In preparation for a class I will be teaching on The Screwtape Letters at a local church from January to April next year, I knew I needed to get a new copy of the book, as mine was falling apart from decades of use. I settled on the annotated edition by Paul McCusker.
I know I must have read sometime the preface Lewis wrote for the 1961 edition of his classic, but if so, it has escaped my memory. Reading it yesterday, I received a fresh reminder (as if I needed another one) of why I love reading Lewis.
His humorous self-deprecation is a hallmark of his overall view of his importance, and this preface highlights it.
While acknowledging that sales of the book have been prodigious, far beyond his expectations, he pokes a hole in sales figures, explaining that they don’t always mean what their authors hope they mean. “If you gauged the amount of Bible reading in England by the number of Bibles sold, you would go far astray,” he warns. And the same can be said for Screwtape, which he believes might “suffer from a similar ambiguity.”
“It is the sort of book,” he muses, “that gets given to godchildren, the sort that gets read aloud at retreats. It is even, as I have noticed with a chastened smile, the sort that gravitates towards spare bedrooms, there to live a life of undisturbed tranquility.”
Lewis then offers this little story:
Sometimes it is bought for even more humiliating reasons. A lady whom I knew discovered that the pretty little probationer [student nurse] who filled her hot-water bottle in the hospital had read Screwtape. She also discovered why.
“You see,” said the girl, “we were warned that at interviews, after the real, technical questions are over, matrons and people sometimes ask about your general interests.
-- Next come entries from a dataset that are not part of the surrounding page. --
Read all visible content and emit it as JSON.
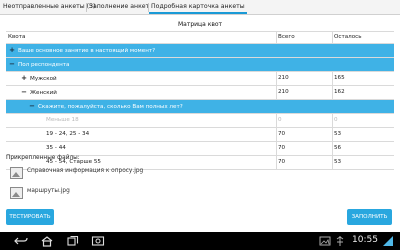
{
  "tabs": [
    {
      "label": "Неотправленные анкеты (5)"
    },
    {
      "label": "Заполнение анкет"
    },
    {
      "label": "Подробная карточка анкеты"
    }
  ],
  "matrix": {
    "title": "Матрица квот",
    "headers": {
      "label": "Квота",
      "total": "Всего",
      "left": "Осталось"
    },
    "rows": [
      {
        "toggle": "+",
        "label": "Ваше основное занятие в настоящий момент?",
        "total": "",
        "left": ""
      },
      {
        "toggle": "−",
        "label": "Пол респондента",
        "total": "",
        "left": ""
      },
      {
        "toggle": "+",
        "label": "Мужской",
        "total": "210",
        "left": "165"
      },
      {
        "toggle": "−",
        "label": "Женский",
        "total": "210",
        "left": "162"
      },
      {
        "toggle": "−",
        "label": "Скажите, пожалуйста, сколько Вам полных лет?",
        "total": "",
        "left": ""
      },
      {
        "toggle": "",
        "label": "Меньше 18",
        "total": "0",
        "left": "0"
      },
      {
        "toggle": "",
        "label": "19 - 24, 25 - 34",
        "total": "70",
        "left": "53"
      },
      {
        "toggle": "",
        "label": "35 - 44",
        "total": "70",
        "left": "56"
      },
      {
        "toggle": "",
        "label": "45 - 54, Старше 55",
        "total": "70",
        "left": "53"
      }
    ]
  },
  "attachments": {
    "label": "Прикрепленные файлы:",
    "files": [
      {
        "name": "Справочная информация к опросу.jpg"
      },
      {
        "name": "маршруты.jpg"
      }
    ]
  },
  "buttons": {
    "test": "ТЕСТИРОВАТЬ",
    "fill": "ЗАПОЛНИТЬ"
  },
  "statusbar": {
    "time": "10:55"
  }
}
The best thing to say is that you’ve read something.
“So they gave us a list of about ten books that usually go down pretty well and said we ought to read at least one of them.”
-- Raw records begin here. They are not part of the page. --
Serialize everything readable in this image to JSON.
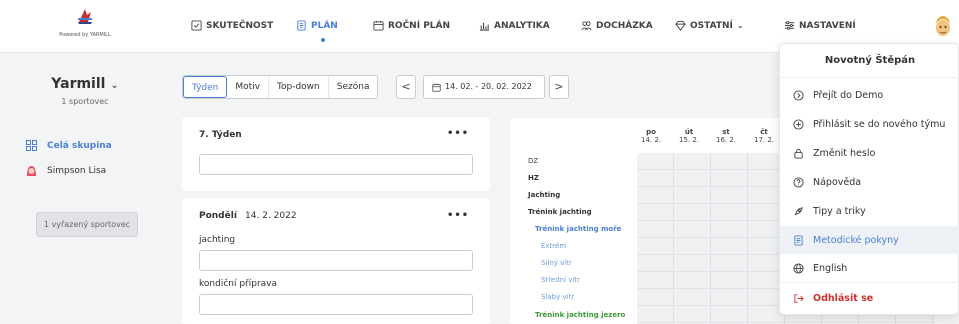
{
  "logo": {
    "caption": "Powered by YARMILL"
  },
  "nav": {
    "items": [
      {
        "label": "SKUTEČNOST",
        "icon": "checklist-icon"
      },
      {
        "label": "PLÁN",
        "icon": "plan-icon",
        "active": true
      },
      {
        "label": "ROČNÍ PLÁN",
        "icon": "calendar-icon"
      },
      {
        "label": "ANALYTIKA",
        "icon": "chart-icon"
      },
      {
        "label": "DOCHÁZKA",
        "icon": "attendance-icon"
      },
      {
        "label": "OSTATNÍ",
        "icon": "diamond-icon",
        "has_dropdown": true
      },
      {
        "label": "NASTAVENÍ",
        "icon": "settings-sliders-icon"
      }
    ]
  },
  "sidebar": {
    "group_title": "Yarmill",
    "group_sub": "1 sportovec",
    "items": [
      {
        "label": "Celá skupina",
        "icon": "grid-icon",
        "color": "#4a7fd4"
      },
      {
        "label": "Simpson Lisa",
        "icon": "avatar-icon",
        "color": "#333333"
      }
    ],
    "retired_button": "1 vyřazený sportovec"
  },
  "toolbar": {
    "view_tabs": [
      "Týden",
      "Motiv",
      "Top-down",
      "Sezóna"
    ],
    "active_tab": "Týden",
    "prev": "<",
    "next": ">",
    "date_range": "14. 02. - 20. 02. 2022"
  },
  "week_card": {
    "title": "7. Týden",
    "menu": "•••"
  },
  "day_card": {
    "day_name": "Pondělí",
    "date": "14. 2. 2022",
    "menu": "•••",
    "fields": [
      {
        "label": "jachting"
      },
      {
        "label": "kondiční příprava"
      }
    ]
  },
  "grid": {
    "days": [
      {
        "name": "po",
        "date": "14. 2."
      },
      {
        "name": "út",
        "date": "15. 2."
      },
      {
        "name": "st",
        "date": "16. 2."
      },
      {
        "name": "čt",
        "date": "17. 2."
      }
    ],
    "rows": [
      {
        "label": "DZ",
        "style": "plain"
      },
      {
        "label": "HZ",
        "style": "bold"
      },
      {
        "label": "Jachting",
        "style": "bold"
      },
      {
        "label": "Trénink jachting",
        "style": "bold"
      },
      {
        "label": "Trénink jachting moře",
        "style": "blue-bold"
      },
      {
        "label": "Extrém",
        "style": "blue"
      },
      {
        "label": "Silný vítr",
        "style": "blue"
      },
      {
        "label": "Střední vítr",
        "style": "blue"
      },
      {
        "label": "Slabý vítr",
        "style": "blue"
      },
      {
        "label": "Trénink jachting jezero",
        "style": "green-bold"
      }
    ]
  },
  "user_menu": {
    "name": "Novotný Štěpán",
    "items": [
      {
        "label": "Přejít do Demo",
        "icon": "circle-arrow-icon"
      },
      {
        "label": "Přihlásit se do nového týmu",
        "icon": "circle-plus-icon"
      },
      {
        "label": "Změnit heslo",
        "icon": "lock-icon"
      },
      {
        "label": "Nápověda",
        "icon": "help-icon"
      },
      {
        "label": "Tipy a triky",
        "icon": "rocket-icon"
      },
      {
        "label": "Metodické pokyny",
        "icon": "document-icon",
        "highlight": true
      },
      {
        "label": "English",
        "icon": "globe-icon"
      },
      {
        "label": "Odhlásit se",
        "icon": "logout-icon",
        "danger": true
      }
    ]
  },
  "colors": {
    "accent": "#4a7fd4",
    "danger": "#d0312d",
    "green": "#3e9a3a",
    "background": "#f3f4f6"
  }
}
“And you chose Screwtape?”
“Well, of course; it was the shortest.”
Later in the preface, Lewis contests the compliment often paid to him that the book must have been “the ripe fruit of many years’ study in moral and ascetic theology.” The compliment is undeserved, Lewis responds:
They forgot that there is an equally reliable, though less creditable, way of learning how temptation works. “My heart,”—I need no other’s—“showeth me the wickedness of the ungodly.”
Lewis’s genuine humility, in tandem with his witty, erudite style, fill his works with vitality no matter how often one reads them.